More than a third of commissioning group leaders responding to an HSJ survey expected the publication or implementation of plans to close or downgrade accident and emergency services in the next year. 

Fifty-four clinical commissioning group chairs and accountable officers responded to the CCG Barometer, carried out with Capsticks, in January and early February. They represent around a quarter of the 209 CCGs in England.

In December, national regulators indicated that, with five years until the next general election, it was the right time for local NHS leaders to press ahead with major service reconfigurations, which are often unpopular with the public and politicians.

The survey asked CCG leaders whether they or their main providers expected to either implement, or to publish plans or consult on, a series of major service changes in the next 12 months.

In relation to “downgrading or closing at least one hospital’s accident and emergency service”, of the 50 CCG leaders who answered the question, 16 said they were expecting to publish plans or consult, and two said they were expecting to implement such a change. Together, these respondents represent 36 per cent of those who answered.

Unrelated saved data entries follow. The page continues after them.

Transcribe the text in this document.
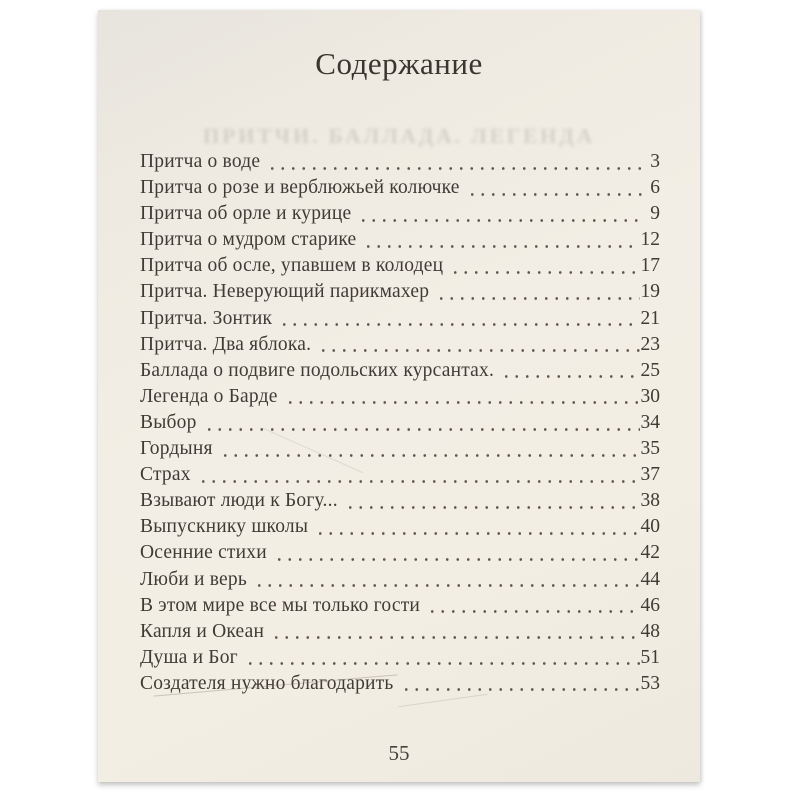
Содержание
ПРИТЧИ. БАЛЛАДА. ЛЕГЕНДА
Притча о воде	3
Притча о розе и верблюжьей колючке	6
Притча об орле и курице	9
Притча о мудром старике	12
Притча об осле, упавшем в колодец	17
Притча. Неверующий парикмахер	19
Притча. Зонтик	21
Притча. Два яблока.	23
Баллада о подвиге подольских курсантах.	25
Легенда о Барде	30
Выбор	34
Гордыня	35
Страх	37
Взывают люди к Богу...	38
Выпускнику школы	40
Осенние стихи	42
Люби и верь	44
В этом мире все мы только гости	46
Капля и Океан	48
Душа и Бог	51
Создателя нужно благодарить	53
55
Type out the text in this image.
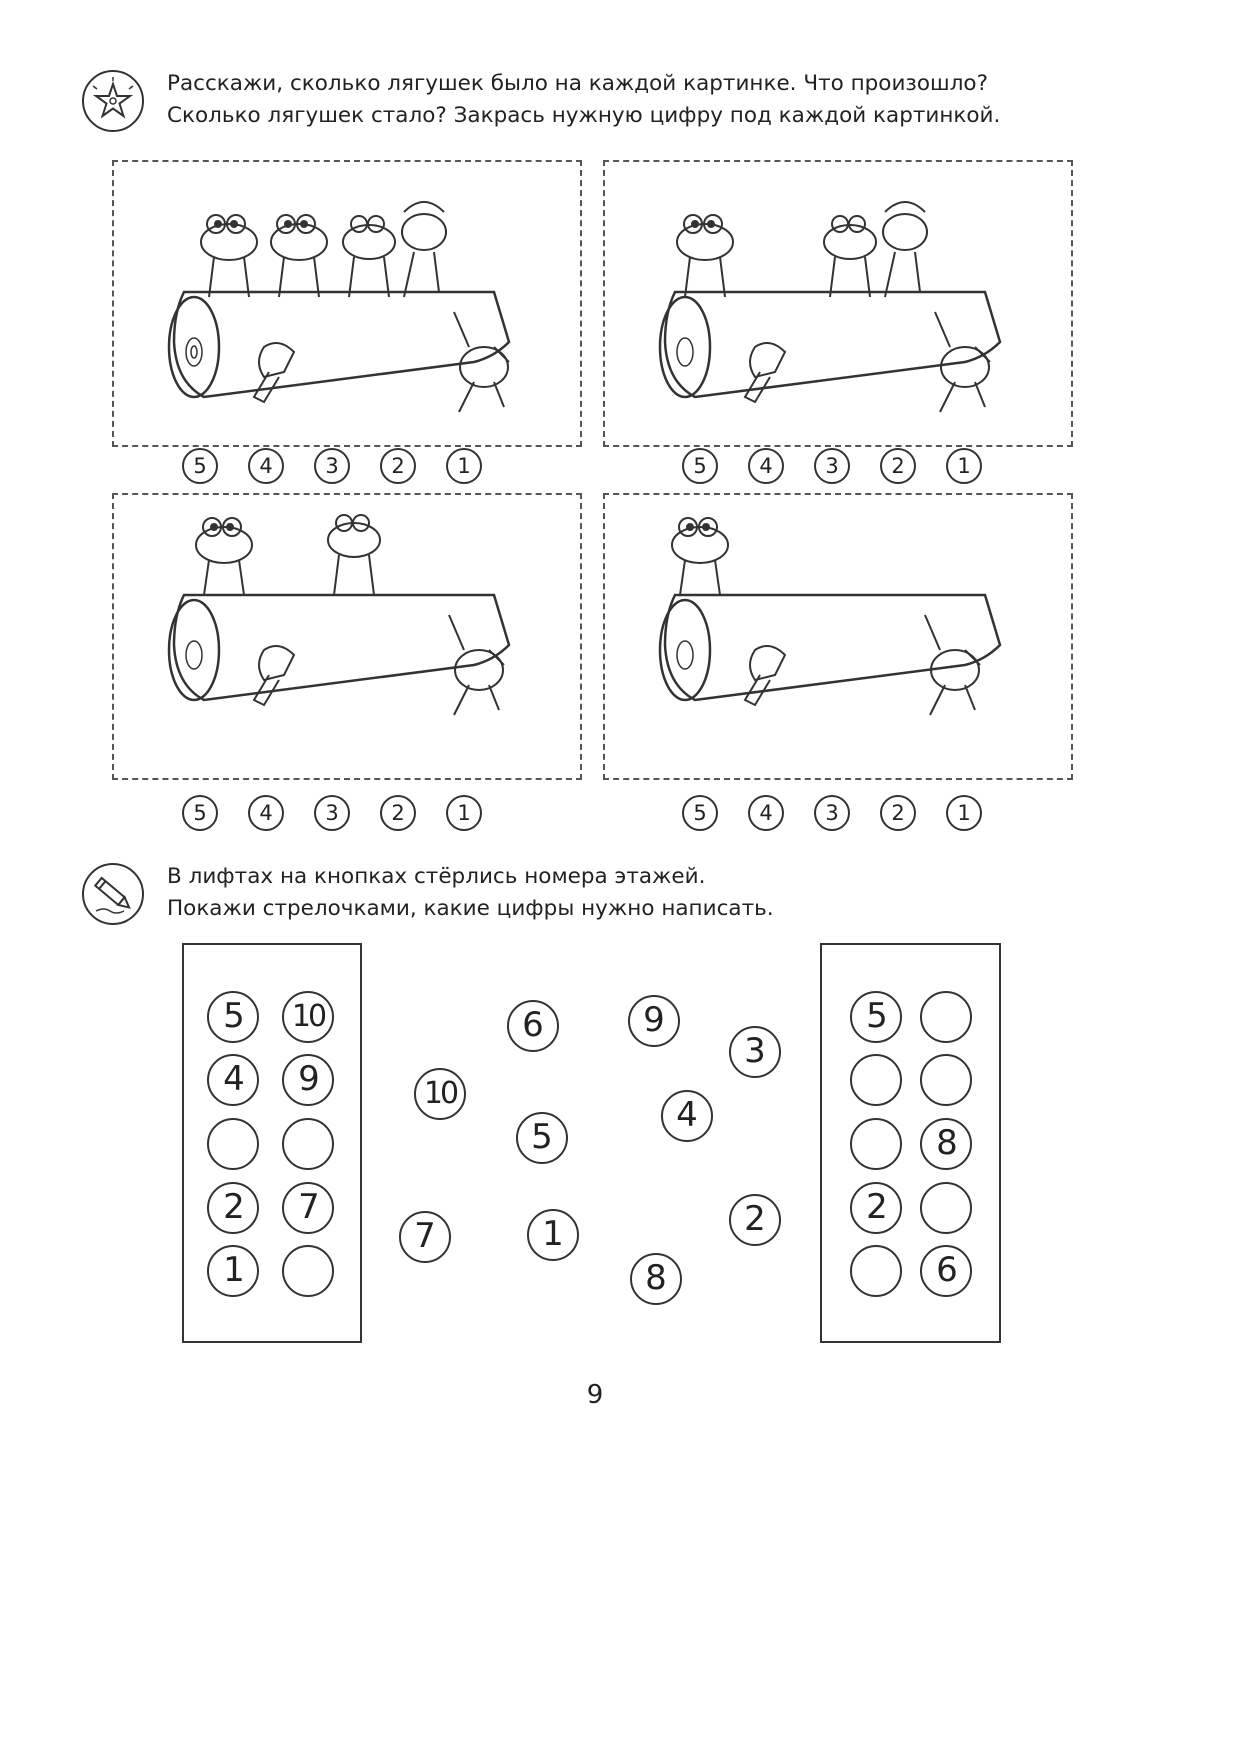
Расскажи, сколько лягушек было на каждой картинке. Что произошло?
Сколько лягушек стало? Закрась нужную цифру под каждой картинкой.
5	4	3	2	1	5	4	3	2	1
5	4	3	2	1	5	4	3	2	1
В лифтах на кнопках стёрлись номера этажей.
Покажи стрелочками, какие цифры нужно написать.
5	10
4	9
2	7
1
5
8
2
6
6	9
3
10
5
4
7	1	2
8
9
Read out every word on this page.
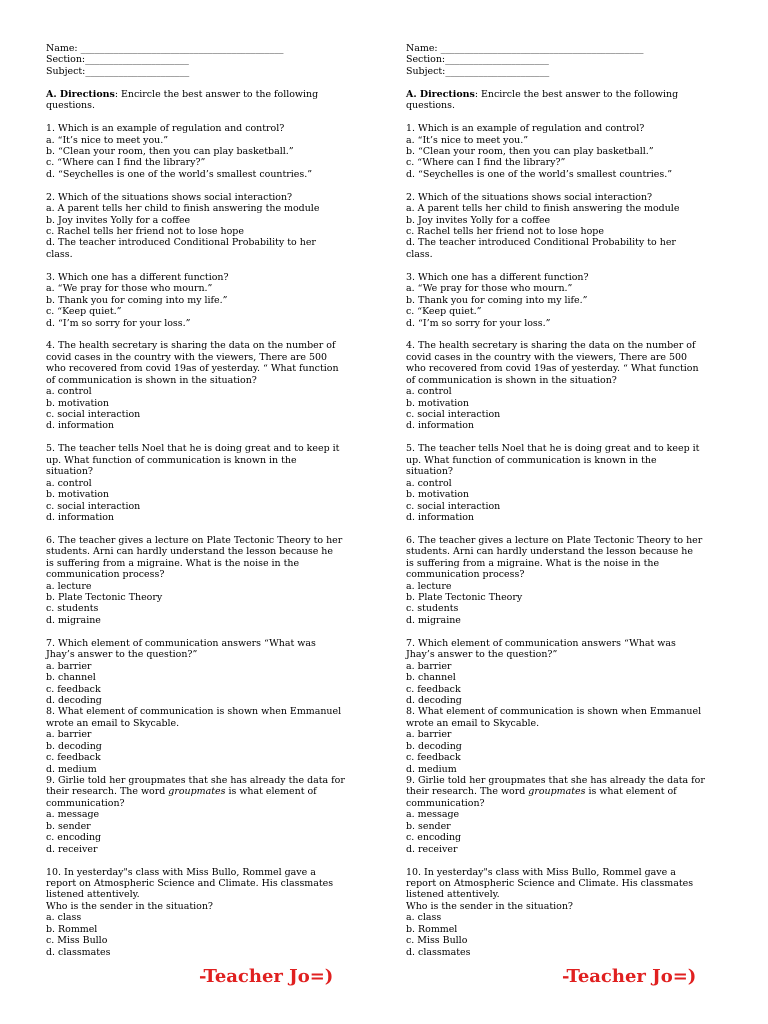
Name: ___________________________________________
Section:______________________
Subject:______________________
A. Directions: Encircle the best answer to the following
questions.
1. Which is an example of regulation and control?
a. “It’s nice to meet you.”
b. “Clean your room, then you can play basketball.”
c. “Where can I find the library?”
d. “Seychelles is one of the world’s smallest countries.”
2. Which of the situations shows social interaction?
a. A parent tells her child to finish answering the module
b. Joy invites Yolly for a coffee
c. Rachel tells her friend not to lose hope
d. The teacher introduced Conditional Probability to her
class.
3. Which one has a different function?
a. “We pray for those who mourn.”
b. Thank you for coming into my life.”
c. “Keep quiet.”
d. “I’m so sorry for your loss.”
4. The health secretary is sharing the data on the number of
covid cases in the country with the viewers, There are 500
who recovered from covid 19as of yesterday. “ What function
of communication is shown in the situation?
a. control
b. motivation
c. social interaction
d. information
5. The teacher tells Noel that he is doing great and to keep it
up. What function of communication is known in the
situation?
a. control
b. motivation
c. social interaction
d. information
6. The teacher gives a lecture on Plate Tectonic Theory to her
students. Arni can hardly understand the lesson because he
is suffering from a migraine. What is the noise in the
communication process?
a. lecture
b. Plate Tectonic Theory
c. students
d. migraine
7. Which element of communication answers “What was
Jhay’s answer to the question?”
a. barrier
b. channel
c. feedback
d. decoding
8. What element of communication is shown when Emmanuel
wrote an email to Skycable.
a. barrier
b. decoding
c. feedback
d. medium
9. Girlie told her groupmates that she has already the data for
their research. The word groupmates is what element of
communication?
a. message
b. sender
c. encoding
d. receiver
10. In yesterday"s class with Miss Bullo, Rommel gave a
report on Atmospheric Science and Climate. His classmates
listened attentively.
Who is the sender in the situation?
a. class
b. Rommel
c. Miss Bullo
d. classmates
Name: ___________________________________________
Section:______________________
Subject:______________________
A. Directions: Encircle the best answer to the following
questions.
1. Which is an example of regulation and control?
a. “It’s nice to meet you.”
b. “Clean your room, then you can play basketball.”
c. “Where can I find the library?”
d. “Seychelles is one of the world’s smallest countries.”
2. Which of the situations shows social interaction?
a. A parent tells her child to finish answering the module
b. Joy invites Yolly for a coffee
c. Rachel tells her friend not to lose hope
d. The teacher introduced Conditional Probability to her
class.
3. Which one has a different function?
a. “We pray for those who mourn.”
b. Thank you for coming into my life.”
c. “Keep quiet.”
d. “I’m so sorry for your loss.”
4. The health secretary is sharing the data on the number of
covid cases in the country with the viewers, There are 500
who recovered from covid 19as of yesterday. “ What function
of communication is shown in the situation?
a. control
b. motivation
c. social interaction
d. information
5. The teacher tells Noel that he is doing great and to keep it
up. What function of communication is known in the
situation?
a. control
b. motivation
c. social interaction
d. information
6. The teacher gives a lecture on Plate Tectonic Theory to her
students. Arni can hardly understand the lesson because he
is suffering from a migraine. What is the noise in the
communication process?
a. lecture
b. Plate Tectonic Theory
c. students
d. migraine
7. Which element of communication answers “What was
Jhay’s answer to the question?”
a. barrier
b. channel
c. feedback
d. decoding
8. What element of communication is shown when Emmanuel
wrote an email to Skycable.
a. barrier
b. decoding
c. feedback
d. medium
9. Girlie told her groupmates that she has already the data for
their research. The word groupmates is what element of
communication?
a. message
b. sender
c. encoding
d. receiver
10. In yesterday"s class with Miss Bullo, Rommel gave a
report on Atmospheric Science and Climate. His classmates
listened attentively.
Who is the sender in the situation?
a. class
b. Rommel
c. Miss Bullo
d. classmates
-Teacher Jo=)	-Teacher Jo=)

There have been a relatively small number of A&E closures or downgrades, which are almost always controversial moves, in recent years. Therefore if 18 or more areas were to press ahead with plans in the next year it would represent a surge in activity.

The most commonly planned reconfiguration was for “small specialty surgery”, which 45 per cent of respondents said they were expecting to publish plans for, consult or implement.

The results for reconfigurations of other services were:

HSJ asked respondents how confident they were that any controversial service reconfiguration plans would be supported by local and national politicians. Seventy-eight per cent of respondents to that question said they had low or very low confidence; leaving 22 per cent with high or very high confidence.

Oxfordshire CCG chief executive David Smith told HSJ that many other areas were probably planning change to emergency services, “but that doesn’t necessarily mean that will result in closing hospitals departments or emergency surgery”.

“If you’d asked the question, ‘are you planning to change the services in your A&E department?’ the [number planning to] would probably be very high. But [that] wouldn’t in our terms lead to downgrading or closing,” he said.